Seeking to ensure faster settlement of commercial disputes, as per media reports, Indian Cabinet has cleared a proposal to amend the Arbitration and Conciliation Act, 1996 (Arbitration Act) which sets a fixed timeline for arbitrators to resolve cases. Under the amendments to the Arbitration Act cleared by the Cabinet, an arbitrator will have to settle the case within 12 months (to be extended to further 6 months on the instance of the parties). Another amendment puts a cap on the fees of an arbitrator. Further, the arbitrator will also have to spell out if there is a conflict of interest in the case that the proposed arbitrator is taking up. However, the fine prints of the Arbitration Amendment Bill are still awaited.
The Arbitration Amendment Bill was drafted with the purpose to address problems such as inordinate delays in settlement of awards and make it more in line with international best practices and arbitration rules. The proposed amendments are also in line with International standards and guidelines such as Singapore International Arbitration Centre, London Council of International Arbitration, American Institute of Certified Public Accountants rules etc. These factors are important to ensure that the litigation process is faster, efficient, economical and transparent.

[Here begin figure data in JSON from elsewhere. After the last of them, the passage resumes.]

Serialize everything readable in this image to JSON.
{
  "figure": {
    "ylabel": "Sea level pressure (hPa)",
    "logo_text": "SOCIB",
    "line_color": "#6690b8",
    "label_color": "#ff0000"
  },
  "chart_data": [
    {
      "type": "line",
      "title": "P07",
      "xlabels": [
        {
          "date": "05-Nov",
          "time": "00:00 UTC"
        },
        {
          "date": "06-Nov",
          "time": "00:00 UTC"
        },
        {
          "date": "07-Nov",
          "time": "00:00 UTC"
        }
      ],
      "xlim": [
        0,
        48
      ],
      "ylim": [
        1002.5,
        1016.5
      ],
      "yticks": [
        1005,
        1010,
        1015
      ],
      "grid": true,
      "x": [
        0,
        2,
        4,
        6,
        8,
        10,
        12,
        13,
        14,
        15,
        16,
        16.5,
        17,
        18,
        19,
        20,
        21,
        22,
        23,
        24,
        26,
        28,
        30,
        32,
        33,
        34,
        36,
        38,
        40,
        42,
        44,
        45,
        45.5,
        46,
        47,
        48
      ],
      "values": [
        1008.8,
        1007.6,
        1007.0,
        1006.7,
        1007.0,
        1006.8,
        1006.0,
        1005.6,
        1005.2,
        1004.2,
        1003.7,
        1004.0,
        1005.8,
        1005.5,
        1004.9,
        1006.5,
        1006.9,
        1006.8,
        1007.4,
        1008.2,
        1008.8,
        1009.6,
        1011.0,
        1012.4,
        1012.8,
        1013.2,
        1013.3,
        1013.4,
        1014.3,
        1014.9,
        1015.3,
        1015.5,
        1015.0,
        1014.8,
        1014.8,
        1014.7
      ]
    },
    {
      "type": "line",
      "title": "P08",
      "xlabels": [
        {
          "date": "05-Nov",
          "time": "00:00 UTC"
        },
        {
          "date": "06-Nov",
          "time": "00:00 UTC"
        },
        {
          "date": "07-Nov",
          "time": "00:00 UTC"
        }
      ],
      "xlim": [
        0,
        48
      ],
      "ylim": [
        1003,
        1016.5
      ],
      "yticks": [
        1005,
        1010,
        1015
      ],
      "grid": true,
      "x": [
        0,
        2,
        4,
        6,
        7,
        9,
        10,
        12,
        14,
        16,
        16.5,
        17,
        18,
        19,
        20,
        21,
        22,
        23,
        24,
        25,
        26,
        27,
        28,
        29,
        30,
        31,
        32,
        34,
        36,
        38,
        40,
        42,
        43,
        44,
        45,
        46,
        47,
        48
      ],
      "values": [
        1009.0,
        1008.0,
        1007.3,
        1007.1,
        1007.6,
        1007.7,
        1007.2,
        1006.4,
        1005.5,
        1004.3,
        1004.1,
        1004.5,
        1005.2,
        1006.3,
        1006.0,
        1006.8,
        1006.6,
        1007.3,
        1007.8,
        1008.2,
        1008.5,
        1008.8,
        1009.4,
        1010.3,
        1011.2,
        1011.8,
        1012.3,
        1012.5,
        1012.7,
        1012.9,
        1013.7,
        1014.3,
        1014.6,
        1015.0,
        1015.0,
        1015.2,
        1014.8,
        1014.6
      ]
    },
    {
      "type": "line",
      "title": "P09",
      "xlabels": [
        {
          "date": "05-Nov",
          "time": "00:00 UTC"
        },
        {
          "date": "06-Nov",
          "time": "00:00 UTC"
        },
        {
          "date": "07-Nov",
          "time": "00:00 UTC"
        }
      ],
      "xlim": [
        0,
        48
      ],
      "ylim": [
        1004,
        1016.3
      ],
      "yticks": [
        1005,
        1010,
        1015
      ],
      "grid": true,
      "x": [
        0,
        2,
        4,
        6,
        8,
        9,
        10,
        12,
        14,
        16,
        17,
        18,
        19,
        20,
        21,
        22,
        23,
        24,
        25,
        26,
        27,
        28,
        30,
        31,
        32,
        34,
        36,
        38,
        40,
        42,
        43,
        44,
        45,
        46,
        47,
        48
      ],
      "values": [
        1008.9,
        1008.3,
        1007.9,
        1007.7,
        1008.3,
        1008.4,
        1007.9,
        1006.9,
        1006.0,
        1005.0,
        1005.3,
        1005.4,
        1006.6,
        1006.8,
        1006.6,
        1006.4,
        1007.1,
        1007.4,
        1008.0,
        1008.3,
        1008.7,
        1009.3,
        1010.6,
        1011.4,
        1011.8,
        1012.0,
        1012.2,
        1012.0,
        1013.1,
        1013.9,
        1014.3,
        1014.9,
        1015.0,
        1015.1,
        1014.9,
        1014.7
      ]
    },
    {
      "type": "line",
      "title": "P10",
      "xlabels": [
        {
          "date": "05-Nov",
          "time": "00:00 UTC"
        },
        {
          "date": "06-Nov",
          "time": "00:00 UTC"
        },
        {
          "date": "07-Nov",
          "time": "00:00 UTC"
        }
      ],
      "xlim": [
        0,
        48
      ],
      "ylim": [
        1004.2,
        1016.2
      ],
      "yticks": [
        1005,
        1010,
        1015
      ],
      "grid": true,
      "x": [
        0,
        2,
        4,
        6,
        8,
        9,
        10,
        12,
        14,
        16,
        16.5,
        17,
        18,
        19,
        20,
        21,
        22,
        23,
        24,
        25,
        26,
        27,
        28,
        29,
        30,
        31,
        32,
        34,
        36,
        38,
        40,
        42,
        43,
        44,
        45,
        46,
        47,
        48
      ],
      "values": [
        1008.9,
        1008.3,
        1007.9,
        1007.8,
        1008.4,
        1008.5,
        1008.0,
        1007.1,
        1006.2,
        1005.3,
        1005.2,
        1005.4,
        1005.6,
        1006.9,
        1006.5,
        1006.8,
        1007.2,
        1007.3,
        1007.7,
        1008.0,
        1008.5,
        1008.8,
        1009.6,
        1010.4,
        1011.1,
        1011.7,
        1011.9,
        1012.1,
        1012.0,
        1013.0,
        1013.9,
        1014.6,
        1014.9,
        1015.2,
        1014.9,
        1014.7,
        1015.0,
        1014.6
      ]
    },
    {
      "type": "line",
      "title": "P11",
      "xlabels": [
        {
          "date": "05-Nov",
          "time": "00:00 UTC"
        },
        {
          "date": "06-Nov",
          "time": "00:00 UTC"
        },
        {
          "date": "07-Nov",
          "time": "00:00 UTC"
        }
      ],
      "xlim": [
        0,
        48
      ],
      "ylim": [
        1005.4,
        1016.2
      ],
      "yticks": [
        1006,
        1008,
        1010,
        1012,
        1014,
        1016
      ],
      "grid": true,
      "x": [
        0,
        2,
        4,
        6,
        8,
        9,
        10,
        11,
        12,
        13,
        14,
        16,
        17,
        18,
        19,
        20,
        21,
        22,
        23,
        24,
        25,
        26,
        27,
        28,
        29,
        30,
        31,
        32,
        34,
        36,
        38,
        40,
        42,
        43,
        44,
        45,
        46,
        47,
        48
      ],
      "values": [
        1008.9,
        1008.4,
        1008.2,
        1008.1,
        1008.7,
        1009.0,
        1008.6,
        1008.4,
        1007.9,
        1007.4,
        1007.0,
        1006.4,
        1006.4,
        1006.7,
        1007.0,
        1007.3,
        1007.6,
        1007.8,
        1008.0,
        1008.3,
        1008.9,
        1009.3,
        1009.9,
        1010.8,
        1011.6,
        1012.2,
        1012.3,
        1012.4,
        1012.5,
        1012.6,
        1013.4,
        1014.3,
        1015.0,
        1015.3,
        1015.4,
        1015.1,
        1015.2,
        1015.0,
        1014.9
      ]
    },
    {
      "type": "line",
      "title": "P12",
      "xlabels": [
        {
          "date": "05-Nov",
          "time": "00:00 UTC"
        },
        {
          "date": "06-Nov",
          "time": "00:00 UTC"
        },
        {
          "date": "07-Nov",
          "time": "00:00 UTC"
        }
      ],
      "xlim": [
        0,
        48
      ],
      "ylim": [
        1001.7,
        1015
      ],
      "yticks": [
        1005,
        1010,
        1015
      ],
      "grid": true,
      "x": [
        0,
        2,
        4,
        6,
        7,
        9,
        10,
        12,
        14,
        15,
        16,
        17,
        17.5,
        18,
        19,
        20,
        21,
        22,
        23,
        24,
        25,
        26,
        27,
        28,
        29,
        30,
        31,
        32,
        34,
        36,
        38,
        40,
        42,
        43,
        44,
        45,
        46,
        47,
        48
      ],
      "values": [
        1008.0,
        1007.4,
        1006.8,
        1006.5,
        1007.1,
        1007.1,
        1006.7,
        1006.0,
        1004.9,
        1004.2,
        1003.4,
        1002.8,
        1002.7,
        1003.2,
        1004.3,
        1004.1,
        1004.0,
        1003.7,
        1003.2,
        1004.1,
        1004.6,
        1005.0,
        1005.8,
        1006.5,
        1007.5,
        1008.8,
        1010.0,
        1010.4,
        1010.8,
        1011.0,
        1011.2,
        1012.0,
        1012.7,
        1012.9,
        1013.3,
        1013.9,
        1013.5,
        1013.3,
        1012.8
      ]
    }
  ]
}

The proposed amendments include,
- Fast track procedure – It was approved by the Cabinet to insert a provision for fast track procedure for conducting arbitration. Parties to the dispute may agree that their dispute be resolved through fast track procedure. Award in such cases shall be given in six months period.
- Neutrality of arbitrators – To ensure neutrality of arbitrators, the Cabinet has approved that when a person is approached in connection with possible appointment of arbitrator, he shall disclose (in writing) about existence of any relationship or interest of any kind, which is likely to give rise to justifiable doubts. Further, if a person is having specified relationship, he shall be ineligible to be appointed as an arbitrator.
- Public policy – While approving the grounds for challenge of an arbitral award, the Cabinet has restrict the term ‘Public Policy of India” (as a ground for challenging the award) by explaining that only where making of award was induced or affected by fraud or corruption, or it is in contravention with the fundamental policy of Indian Law or is in conflict with the most basic notions of morality or justice, the award shall be treated as against the Public Policy of India.
These are welcome measures to ensure the litigation process is managed well and the parties are able to settle the disputes and would overall improve the business and investment sentiments in the country. In addition to this, the Cabinet has also approved measures in relation to speedy disposal of arbitration proceedings by the arbitral tribunal and the High Courts and the Supreme Court. Provisions to curb meritless and frivolous litigation and arbitrations have also been approved by the Cabinet. The business community expects that the Arbitration Amendment Bill will be passed soon i.e., in the special session of the Parliament. If the bill is not passed, then in the interest of the business and improving the ease of doing business in India, it will be expedient for the Government to bring the changes through the ordinance route.